Hafta sonu iki festival çakıştı; Alaçatı Ot Festivali ve Adana Portakal Çiçeği Festivali.
Ot festivalinin faydası tabii ki öncelikle Alaçatı’ya.
Yıllar önce içine adım atmayacağınız binalar bu festival sayesinde
şahane otellere dönüştü.
Yerel halk kalkındı.
Gidene “Neden gidiyoruz?” dedirten bu festival iç turizme yaradı
yani.
Şimdi bu festivale kim kötü diyebilir ki?
Adana Portakal Çiçeği Festivali’ne gelince.
Alaçatı Ot Festivali’ne oranla daha renkli geçmiş görünüyor.
Nisanda Adana güzel oluyormuş.
Bando eşliğinde şarkılar söyleyerek şehri adımlayan insanlar, tam
anlamıyla karnaval havası yarattı.
Kostümlü kortej açılışına da bayıldım.
Çok samimi geldi.
Ot ya da portakal fark etmiyor aslında, festival denen şey
yapıldığı yere, insana iyi geliyor.
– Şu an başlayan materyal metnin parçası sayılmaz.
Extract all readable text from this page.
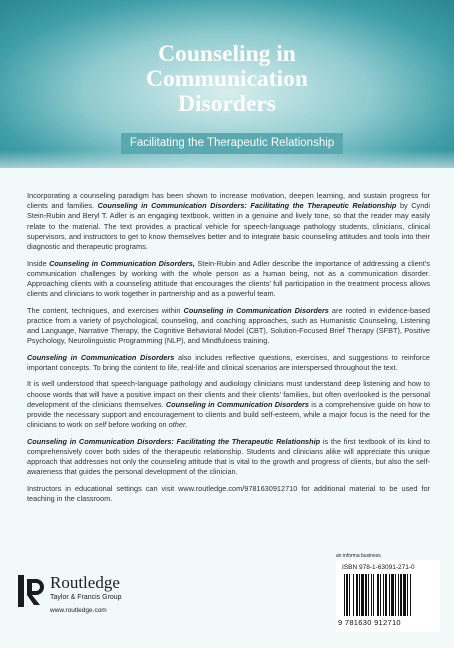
Counseling in
Communication
Disorders
Facilitating the Therapeutic Relationship

Incorporating a counseling paradigm has been shown to increase motivation, deepen learning, and sustain progress for clients and families. Counseling in Communication Disorders: Facilitating the Therapeutic Relationship by Cyndi Stein-Rubin and Beryl T. Adler is an engaging textbook, written in a genuine and lively tone, so that the reader may easily relate to the material. The text provides a practical vehicle for speech-language pathology students, clinicians, clinical supervisors, and instructors to get to know themselves better and to integrate basic counseling attitudes and tools into their diagnostic and therapeutic programs.

Inside Counseling in Communication Disorders, Stein-Rubin and Adler describe the importance of addressing a client’s communication challenges by working with the whole person as a human being, not as a communication disorder. Approaching clients with a counseling attitude that encourages the clients’ full participation in the treatment process allows clients and clinicians to work together in partnership and as a powerful team.

The content, techniques, and exercises within Counseling in Communication Disorders are rooted in evidence-based practice from a variety of psychological, counseling, and coaching approaches, such as Humanistic Counseling, Listening and Language, Narrative Therapy, the Cognitive Behavioral Model (CBT), Solution-Focused Brief Therapy (SFBT), Positive Psychology, Neurolinguistic Programming (NLP), and Mindfulness training.

Counseling in Communication Disorders also includes reflective questions, exercises, and suggestions to reinforce important concepts. To bring the content to life, real-life and clinical scenarios are interspersed throughout the text.

It is well understood that speech-language pathology and audiology clinicians must understand deep listening and how to choose words that will have a positive impact on their clients and their clients’ families, but often overlooked is the personal development of the clinicians themselves. Counseling in Communication Disorders is a comprehensive guide on how to provide the necessary support and encouragement to clients and build self-esteem, while a major focus is the need for the clinicians to work on self before working on other.

Counseling in Communication Disorders: Facilitating the Therapeutic Relationship is the first textbook of its kind to comprehensively cover both sides of the therapeutic relationship. Students and clinicians alike will appreciate this unique approach that addresses not only the counseling attitude that is vital to the growth and progress of clients, but also the self-awareness that guides the personal development of the clinician.

Instructors in educational settings can visit www.routledge.com/9781630912710 for additional material to be used for teaching in the classroom.

an informa business
ISBN 978-1-63091-271-0
9 781630 912710
Routledge
Taylor & Francis Group
www.routledge.com
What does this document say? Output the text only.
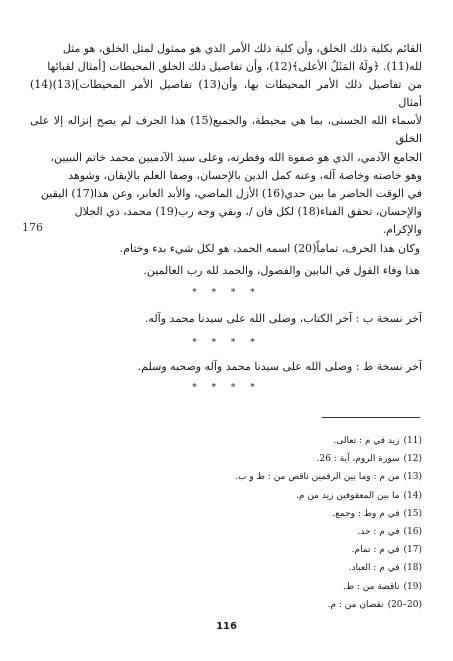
القائم بكلية ذلك الخلق، وأن كلية ذلك الأمر الذي هو ممثول لمثل الخلق، هو مثل

لله(11). ﴿ولَهُ المَثَلُ الأعلى﴾(12)، وأن تفاصيل ذلك الخلق المحيطات [أمثال لقبائها

من تفاصيل ذلك الأمر المحيطات بها، وأن(13) تفاصيل الأمر المحيطات](13)(14) أمثال

لأسماء الله الحسنى، بما هي محيطة، والجميع(15) هذا الحرف لم يصح إنزاله إلا على الخلق

الجامع الآدمي، الذي هو صفوة الله وفطرته، وعلى سيد الآدميين محمد خاتم النبيين،

وهو خاصته وخاصة آله، وعنه كمل الدين بالإحسان، وصفا العلم بالإيقان، وشوهد

في الوقت الحاضر ما بين حدي(16) الأزل الماضي، والأبد العابر، وعن هذا(17) اليقين

والإحسان، تحقق الفناء(18) لكل فان /، وبقي وجه رب(19) محمد، ذي الجلال

والإكرام.

176

وكان هذا الحرف، تماماً(20) اسمه الحمد، هو لكل شيء بدء وختام.

هذا وفاء القول في البابين والفصول، والحمد لله رب العالمين.

* * * *
آخر نسخة ب : آخر الكتاب، وصلى الله على سيدنا محمد وآله.
* * * *
آخر نسخة ط : وصلى الله على سيدنا محمد وآله وصحبه وسلم.
* * * *
(11)زيد في م : تعالى.
(12)سورة الروم، آية : 26.
(13)من م : وما بين الرقمين ناقص من : ط و ب.
(14)ما بين المعقوفين زيد من م.
(15)في م وط : وجمع.
(16)في م : حد.
(17)في م : تمام.
(18)في م : العباد.
(19)ناقصة من : ط.
(20–20)نقصان من : م.
116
Öldürüyor mu kurtarıyor
mu Hayatı, olayları nasıl algıladığımız tamamen bakış
açısı ile alakalı.
Aslıhan Doğan’ın Arda Turan’ın ayağına buz uygulamasını ayak yıkama
olarak algılayan ve anında söylenmeye başlayanlar, doğru resmi
ancak bakış açısını değiştirdiklerinde görebildiler.
Aslıhan ayak yıkamıyordu, futbolcu eşinin ayağına buz
uyguluyordu.
Bu durum aklıma son günlerde sosyal medyada paylaşılan benzer bir
fotoğrafı getirdi.
Zoom yapılan fotoğrafta bir köpeğin bir koyunu boğazından kaptığı
ve öldürmeye çalıştığı görülüyor.
Fotoğrafa geniş açıyla bakıldığında ise gerçek ortaya şöyle
çıkıyor:
Evet köpek koyunu boğazından tutmuş ama düştüğü nehirden kurtarmak,
karaya doğru çekmek için. Aynı olayı farklı bakış açısıyla tam
tersi şekilde algılayabiliyor insan.
İlk bakışa, tek bakışa, sabit fikre inanmamak lazım yani.